The 2021 All-Ireland Under-20 Hurling Championship final was a hurling match that was played on 18 August 2021 to determine the winners of the 2021 All-Ireland Under-20 Hurling Championship, the 58th season of the All-Ireland Under-20 Hurling Championship, a tournament organised by the Gaelic Athletic Association for the champion teams of Leinster and Munster. The final was contested by Cork of Munster and Galway of Leinster.

The All-Ireland final between Cork and Galway was the third All-Ireland final meeting between the two teams and a first since 1998. Cork were hoping to claim a record 13th All-Ireland title and a second successive title, while Galway were hoping to claim their first title since 2011.

Cork dominated the opening exchanges and led by 1-04 to 0-00 after ten minutes with Darragh Flynn scoring a penalty after three minutes. Cork went eight points ahead before Donal O'Shea got Galway's first score with a free after 14 minutes. He followed with another free directly afterwards but then Galway failed to clear their lines and Jack Cahalane scored Cork's second goal to lead by 2-05 to 0-02 at the first water break. A save from Galway goalkeeper Paddy Rabbitte denied Daniel Hogan a third Cork goal, however, they still ended the half leading by 2-09 to 0-05.

Galway reduced the margin to 2-09 to 0-09 after just five minutes of the second half. The gap was reduced to three when Donal O’Shea scored Galway's first goal after 37 minutes.
Almost immediately Cork responded with a Pádraig Power goal.
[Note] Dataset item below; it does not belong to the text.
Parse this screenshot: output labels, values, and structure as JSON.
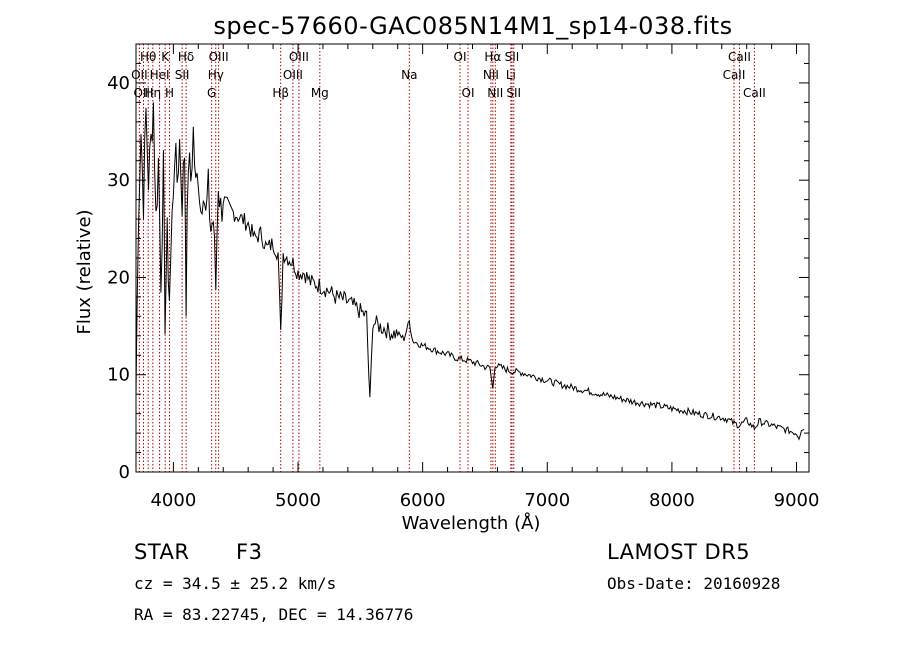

Cork had a six-point lead at the second water break but dominated the final quarter. After scoring seven points during that period they ended the game with a fourth goal, scored by Brian Hayes.

Cork's All-Ireland victory was their second in succession. The win gave them their 13th All-Ireland title overall and put them further ahead in pole position on the all-time roll of honour.

==Match==
===Details===

18 August 2021
Galway 2-14 - 4-19 Cork
  Galway : D O’Shea 1-7 (0-7f), A Connaire 1-0, S McDonagh 0-3 (0-1 sideline), G Lee 0-2, J Cooney 0-1, G Thomas 0-1.
   Cork: P Power 1-5, D Flynn 1-5 (1-0 pen, 4f), B Hayes 1-2, J Cahalane 1-1, B Cunningham 0-2, D Hogan 0-1, S Quirke 0-1, R Cotter 0-1, L Horgan 0-1.